Dara berbalik menghadap ke depan dan menghela nafas panjang.
"Wes nggak usah di pikirkan, Bu. Semoga saja Indi bisa jadi seperti yang kita semua harapkan," tandas Dara akhirnya.
Bu Maryam mengamini ucapan Dara, walau tak ada respon sedikitpun dari Indi. Mereka melanjutkan perjalanan dalam hening, karena si kembar tertidur tanpa sadar.
Setelah mobil berhenti di pelataran sebuah loket, barulah si kembar bangun dan tentu saja langsung bergelayut di pelukan neneknya.
"Nenek jangan lupa janjinya, ya." Farah memberengutkan bibir mungilnya.
Bu Maryam terkekeh dan semakin mengeratkan pelukannya di tubuh kedua bocah kecil itu.
"Pasti dong, Sayang. Nenek akan tepati janji Nenek. Jadi kalian, jangan nakal di sini ya, jagain Tante Indi biar nggak nakal di rumah kalian. Oke?" ucap Bu Maryam dengan senyum sumringah di wajahnya.
"Siap, Nek." Si kembar mengangguk berbarengan, kemudian kembali membenamkan wajahnya di antara ceruk leher Bu Maryam yang tertutup jilbab instan.

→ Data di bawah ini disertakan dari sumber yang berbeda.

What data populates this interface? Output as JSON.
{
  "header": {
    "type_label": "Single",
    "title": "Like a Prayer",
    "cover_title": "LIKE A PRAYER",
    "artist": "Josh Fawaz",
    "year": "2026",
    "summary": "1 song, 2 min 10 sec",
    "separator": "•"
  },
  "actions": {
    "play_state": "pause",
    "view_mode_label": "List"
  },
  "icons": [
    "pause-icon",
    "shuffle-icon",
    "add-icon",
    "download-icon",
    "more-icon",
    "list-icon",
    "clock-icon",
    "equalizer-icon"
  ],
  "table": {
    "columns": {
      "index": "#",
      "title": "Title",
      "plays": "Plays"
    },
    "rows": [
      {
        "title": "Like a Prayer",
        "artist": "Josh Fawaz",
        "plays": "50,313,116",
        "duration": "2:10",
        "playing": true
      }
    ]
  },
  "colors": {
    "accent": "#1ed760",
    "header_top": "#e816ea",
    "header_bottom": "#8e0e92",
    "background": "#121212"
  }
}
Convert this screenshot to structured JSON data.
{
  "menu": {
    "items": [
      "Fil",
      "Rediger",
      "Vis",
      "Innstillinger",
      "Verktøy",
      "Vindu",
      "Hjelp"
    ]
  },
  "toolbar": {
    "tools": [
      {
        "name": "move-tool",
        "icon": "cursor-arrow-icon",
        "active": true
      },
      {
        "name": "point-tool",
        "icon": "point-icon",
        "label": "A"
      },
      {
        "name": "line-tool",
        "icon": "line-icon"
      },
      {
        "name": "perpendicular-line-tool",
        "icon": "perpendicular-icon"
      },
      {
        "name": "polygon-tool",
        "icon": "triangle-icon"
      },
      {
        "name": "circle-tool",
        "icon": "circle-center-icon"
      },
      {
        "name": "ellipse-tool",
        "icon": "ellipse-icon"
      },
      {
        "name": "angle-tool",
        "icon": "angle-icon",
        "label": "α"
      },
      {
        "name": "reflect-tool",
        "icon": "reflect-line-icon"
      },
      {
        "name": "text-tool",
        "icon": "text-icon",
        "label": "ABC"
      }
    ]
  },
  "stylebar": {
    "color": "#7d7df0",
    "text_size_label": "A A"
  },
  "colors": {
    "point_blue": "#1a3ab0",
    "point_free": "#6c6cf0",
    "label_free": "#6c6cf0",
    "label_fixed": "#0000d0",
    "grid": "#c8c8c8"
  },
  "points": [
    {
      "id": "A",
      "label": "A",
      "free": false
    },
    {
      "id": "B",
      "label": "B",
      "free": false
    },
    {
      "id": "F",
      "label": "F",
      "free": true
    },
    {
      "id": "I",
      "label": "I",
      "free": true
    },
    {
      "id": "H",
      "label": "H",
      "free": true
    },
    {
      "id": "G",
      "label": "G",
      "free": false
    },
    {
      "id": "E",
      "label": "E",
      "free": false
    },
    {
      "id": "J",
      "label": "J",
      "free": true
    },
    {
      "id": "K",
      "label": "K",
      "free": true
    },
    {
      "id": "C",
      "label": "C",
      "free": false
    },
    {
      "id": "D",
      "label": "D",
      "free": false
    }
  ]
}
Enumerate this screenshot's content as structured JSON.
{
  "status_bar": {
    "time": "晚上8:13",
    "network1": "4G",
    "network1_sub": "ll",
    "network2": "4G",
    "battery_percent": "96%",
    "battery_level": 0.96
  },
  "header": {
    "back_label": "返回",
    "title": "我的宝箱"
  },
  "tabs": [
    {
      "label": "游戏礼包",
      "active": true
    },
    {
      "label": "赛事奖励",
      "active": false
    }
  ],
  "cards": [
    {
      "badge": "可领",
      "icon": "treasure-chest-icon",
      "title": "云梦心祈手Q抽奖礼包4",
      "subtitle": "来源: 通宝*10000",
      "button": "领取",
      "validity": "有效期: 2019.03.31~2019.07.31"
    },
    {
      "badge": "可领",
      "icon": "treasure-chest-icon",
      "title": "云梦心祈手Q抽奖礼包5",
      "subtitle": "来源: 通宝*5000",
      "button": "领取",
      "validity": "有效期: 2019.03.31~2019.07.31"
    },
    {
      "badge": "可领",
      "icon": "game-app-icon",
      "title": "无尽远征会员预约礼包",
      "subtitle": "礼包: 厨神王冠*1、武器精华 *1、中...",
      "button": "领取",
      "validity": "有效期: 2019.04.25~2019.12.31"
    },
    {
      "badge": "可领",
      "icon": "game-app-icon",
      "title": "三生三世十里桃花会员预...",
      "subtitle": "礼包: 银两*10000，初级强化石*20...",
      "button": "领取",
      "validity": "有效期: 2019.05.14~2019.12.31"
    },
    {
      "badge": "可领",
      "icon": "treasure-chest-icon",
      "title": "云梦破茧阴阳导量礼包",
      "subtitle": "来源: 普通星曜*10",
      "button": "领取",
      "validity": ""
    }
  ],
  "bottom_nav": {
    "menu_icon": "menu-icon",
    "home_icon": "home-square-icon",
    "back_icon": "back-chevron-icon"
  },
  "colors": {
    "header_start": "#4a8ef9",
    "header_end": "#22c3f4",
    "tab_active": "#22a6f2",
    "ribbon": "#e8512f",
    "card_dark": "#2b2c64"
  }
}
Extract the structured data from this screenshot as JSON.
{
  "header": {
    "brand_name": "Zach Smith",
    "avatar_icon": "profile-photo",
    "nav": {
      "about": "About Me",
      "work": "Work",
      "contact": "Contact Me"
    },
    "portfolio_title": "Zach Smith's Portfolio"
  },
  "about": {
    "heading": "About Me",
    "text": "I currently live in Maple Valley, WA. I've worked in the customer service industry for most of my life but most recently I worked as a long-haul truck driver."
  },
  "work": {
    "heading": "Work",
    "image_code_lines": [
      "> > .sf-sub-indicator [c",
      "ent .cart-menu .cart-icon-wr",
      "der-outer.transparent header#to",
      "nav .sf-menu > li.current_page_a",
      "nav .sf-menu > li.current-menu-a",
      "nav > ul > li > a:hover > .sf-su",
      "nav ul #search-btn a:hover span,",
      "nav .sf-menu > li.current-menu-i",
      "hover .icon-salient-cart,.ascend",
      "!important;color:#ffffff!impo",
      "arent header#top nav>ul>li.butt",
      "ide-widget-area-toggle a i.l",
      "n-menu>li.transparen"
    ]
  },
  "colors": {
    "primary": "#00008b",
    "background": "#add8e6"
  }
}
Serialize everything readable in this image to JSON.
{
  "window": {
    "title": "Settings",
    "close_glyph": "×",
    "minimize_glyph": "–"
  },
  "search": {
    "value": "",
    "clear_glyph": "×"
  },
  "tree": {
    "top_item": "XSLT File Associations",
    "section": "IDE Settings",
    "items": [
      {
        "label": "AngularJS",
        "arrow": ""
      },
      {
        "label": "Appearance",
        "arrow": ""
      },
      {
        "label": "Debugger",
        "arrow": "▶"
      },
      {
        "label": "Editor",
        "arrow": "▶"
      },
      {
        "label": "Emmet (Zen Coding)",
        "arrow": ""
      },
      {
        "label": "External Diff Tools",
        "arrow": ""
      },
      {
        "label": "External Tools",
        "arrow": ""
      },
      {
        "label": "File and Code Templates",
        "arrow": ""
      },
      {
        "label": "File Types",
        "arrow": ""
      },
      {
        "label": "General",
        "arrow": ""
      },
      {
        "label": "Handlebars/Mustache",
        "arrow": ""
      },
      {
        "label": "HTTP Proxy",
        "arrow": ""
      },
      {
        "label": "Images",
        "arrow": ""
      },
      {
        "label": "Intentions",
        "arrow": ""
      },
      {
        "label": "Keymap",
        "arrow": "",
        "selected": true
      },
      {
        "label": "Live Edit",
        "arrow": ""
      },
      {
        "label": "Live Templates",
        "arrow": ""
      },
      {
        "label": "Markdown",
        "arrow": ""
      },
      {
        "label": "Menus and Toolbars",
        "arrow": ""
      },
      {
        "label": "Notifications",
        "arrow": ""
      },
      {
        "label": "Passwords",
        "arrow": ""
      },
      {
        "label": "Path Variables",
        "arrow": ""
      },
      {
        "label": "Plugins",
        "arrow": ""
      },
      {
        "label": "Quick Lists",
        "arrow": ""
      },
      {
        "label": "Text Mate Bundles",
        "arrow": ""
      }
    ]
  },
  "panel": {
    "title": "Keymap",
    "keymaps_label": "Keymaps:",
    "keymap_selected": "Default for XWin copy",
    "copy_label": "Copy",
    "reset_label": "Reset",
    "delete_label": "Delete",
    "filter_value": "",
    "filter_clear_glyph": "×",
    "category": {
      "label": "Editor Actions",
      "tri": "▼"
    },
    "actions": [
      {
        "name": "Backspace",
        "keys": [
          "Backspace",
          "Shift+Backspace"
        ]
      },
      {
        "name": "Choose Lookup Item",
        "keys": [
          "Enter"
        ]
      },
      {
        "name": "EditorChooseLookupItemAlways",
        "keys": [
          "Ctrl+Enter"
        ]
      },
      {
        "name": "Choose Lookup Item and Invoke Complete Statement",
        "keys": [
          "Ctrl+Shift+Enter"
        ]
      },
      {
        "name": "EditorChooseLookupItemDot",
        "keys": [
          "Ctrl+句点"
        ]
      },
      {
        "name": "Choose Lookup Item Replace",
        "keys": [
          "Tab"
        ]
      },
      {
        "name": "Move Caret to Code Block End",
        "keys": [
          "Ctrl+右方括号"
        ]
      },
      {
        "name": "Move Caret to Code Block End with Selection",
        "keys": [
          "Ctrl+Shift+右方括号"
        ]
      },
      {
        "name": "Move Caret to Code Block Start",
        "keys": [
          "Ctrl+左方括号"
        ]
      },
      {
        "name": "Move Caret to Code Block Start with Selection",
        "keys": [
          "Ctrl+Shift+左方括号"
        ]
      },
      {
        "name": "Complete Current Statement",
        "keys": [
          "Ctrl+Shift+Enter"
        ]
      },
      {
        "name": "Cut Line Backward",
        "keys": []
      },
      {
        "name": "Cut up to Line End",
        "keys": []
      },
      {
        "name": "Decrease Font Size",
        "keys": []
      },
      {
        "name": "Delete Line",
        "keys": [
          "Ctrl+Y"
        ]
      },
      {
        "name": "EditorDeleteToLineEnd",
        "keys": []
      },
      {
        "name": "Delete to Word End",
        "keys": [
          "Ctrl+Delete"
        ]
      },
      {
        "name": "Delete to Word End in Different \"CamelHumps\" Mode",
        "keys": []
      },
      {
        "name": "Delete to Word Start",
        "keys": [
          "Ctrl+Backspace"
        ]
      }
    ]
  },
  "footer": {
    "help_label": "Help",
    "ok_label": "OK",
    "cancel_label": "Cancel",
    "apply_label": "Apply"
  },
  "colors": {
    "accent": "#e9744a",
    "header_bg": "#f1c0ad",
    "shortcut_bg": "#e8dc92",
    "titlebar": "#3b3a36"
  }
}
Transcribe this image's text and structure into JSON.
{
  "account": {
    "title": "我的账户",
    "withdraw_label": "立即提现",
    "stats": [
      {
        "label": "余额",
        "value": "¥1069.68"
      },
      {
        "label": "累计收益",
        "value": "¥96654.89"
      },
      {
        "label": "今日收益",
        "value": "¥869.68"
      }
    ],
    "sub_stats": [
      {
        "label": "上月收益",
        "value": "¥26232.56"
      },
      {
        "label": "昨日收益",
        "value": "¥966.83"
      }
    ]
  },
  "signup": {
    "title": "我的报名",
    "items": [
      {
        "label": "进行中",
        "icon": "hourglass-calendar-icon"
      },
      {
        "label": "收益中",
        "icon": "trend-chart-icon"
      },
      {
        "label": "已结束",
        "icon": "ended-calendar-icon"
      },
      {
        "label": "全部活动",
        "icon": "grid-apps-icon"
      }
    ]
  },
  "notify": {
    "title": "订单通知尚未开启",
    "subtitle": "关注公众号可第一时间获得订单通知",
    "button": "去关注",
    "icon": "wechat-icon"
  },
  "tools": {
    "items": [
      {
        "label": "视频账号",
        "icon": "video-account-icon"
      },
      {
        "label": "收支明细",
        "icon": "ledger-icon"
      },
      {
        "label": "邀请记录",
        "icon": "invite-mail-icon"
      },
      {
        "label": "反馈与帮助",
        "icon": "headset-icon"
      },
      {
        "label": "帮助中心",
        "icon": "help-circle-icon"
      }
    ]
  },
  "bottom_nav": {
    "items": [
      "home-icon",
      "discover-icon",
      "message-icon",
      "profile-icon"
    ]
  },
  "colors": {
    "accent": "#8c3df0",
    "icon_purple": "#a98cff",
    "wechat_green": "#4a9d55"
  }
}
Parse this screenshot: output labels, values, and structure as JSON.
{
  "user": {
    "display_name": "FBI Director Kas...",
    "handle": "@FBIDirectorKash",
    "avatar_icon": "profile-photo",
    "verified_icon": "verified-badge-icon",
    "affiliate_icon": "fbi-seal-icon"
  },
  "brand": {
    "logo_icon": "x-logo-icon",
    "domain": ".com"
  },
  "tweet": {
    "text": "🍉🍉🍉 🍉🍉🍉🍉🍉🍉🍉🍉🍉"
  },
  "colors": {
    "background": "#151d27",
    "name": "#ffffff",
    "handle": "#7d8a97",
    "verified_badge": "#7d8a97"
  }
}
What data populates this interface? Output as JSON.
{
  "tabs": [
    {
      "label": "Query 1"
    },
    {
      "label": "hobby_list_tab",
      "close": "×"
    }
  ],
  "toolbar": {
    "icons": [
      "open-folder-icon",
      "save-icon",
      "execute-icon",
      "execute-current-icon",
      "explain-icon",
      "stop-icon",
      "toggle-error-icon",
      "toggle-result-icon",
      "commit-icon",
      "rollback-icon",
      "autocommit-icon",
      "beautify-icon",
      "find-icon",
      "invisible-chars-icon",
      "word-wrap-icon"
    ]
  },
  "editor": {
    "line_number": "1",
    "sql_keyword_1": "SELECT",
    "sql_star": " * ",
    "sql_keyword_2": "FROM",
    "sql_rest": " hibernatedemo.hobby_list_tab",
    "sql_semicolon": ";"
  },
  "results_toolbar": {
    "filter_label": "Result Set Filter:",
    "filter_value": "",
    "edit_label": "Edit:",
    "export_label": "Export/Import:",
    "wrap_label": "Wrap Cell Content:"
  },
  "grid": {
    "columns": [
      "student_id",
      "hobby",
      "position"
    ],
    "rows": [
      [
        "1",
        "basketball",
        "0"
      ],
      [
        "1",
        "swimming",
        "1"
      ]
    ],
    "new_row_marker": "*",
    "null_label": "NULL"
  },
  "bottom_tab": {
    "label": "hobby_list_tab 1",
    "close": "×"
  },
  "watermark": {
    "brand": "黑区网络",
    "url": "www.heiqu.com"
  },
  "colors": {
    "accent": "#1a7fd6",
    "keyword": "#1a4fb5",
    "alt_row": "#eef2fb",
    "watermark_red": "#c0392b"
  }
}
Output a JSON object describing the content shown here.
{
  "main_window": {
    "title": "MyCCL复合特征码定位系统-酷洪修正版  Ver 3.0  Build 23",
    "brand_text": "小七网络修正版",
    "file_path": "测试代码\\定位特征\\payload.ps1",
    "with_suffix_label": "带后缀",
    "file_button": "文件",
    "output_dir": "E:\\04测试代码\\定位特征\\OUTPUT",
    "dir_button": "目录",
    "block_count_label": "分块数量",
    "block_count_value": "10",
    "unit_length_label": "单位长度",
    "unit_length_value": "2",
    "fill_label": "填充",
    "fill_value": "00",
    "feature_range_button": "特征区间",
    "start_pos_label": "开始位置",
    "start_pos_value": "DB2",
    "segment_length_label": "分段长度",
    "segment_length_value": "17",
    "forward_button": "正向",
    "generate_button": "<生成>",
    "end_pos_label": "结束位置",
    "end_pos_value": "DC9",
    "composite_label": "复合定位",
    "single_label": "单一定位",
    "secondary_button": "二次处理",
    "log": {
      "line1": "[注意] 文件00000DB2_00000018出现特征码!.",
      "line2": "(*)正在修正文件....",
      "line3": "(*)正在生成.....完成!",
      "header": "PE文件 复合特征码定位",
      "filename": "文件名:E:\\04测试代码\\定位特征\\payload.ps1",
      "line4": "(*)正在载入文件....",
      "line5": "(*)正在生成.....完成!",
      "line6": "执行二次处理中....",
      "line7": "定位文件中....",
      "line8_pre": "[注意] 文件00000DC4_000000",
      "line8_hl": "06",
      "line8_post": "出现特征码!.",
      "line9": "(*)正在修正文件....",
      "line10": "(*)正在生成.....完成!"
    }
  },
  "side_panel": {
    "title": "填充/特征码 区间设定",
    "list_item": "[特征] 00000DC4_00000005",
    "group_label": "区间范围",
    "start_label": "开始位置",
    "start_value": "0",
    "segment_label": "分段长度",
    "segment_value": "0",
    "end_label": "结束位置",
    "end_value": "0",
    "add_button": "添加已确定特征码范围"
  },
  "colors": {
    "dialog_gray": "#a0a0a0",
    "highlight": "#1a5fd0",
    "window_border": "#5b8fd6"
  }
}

Setelah selesai urusan dengan pemilik travel yang akan di tumpangi Bu Maryam, Fatan kembali ke dalam mobil mengabarkan kalau mobil yang akan membawa Bu Maryam ke kampungnya sudah siap berangkat.
Mereka semua keluar, dan sang sopir mulai mengangkat barang bawaan Bu Maryam untuk di masukkan ke bagasi mobil travelnya.
Indi memilih membantu sang sopir memasukkan beberapa kantong plastik berisi oleh-oleh untuk ayahnya di kampung ke dalam mobil.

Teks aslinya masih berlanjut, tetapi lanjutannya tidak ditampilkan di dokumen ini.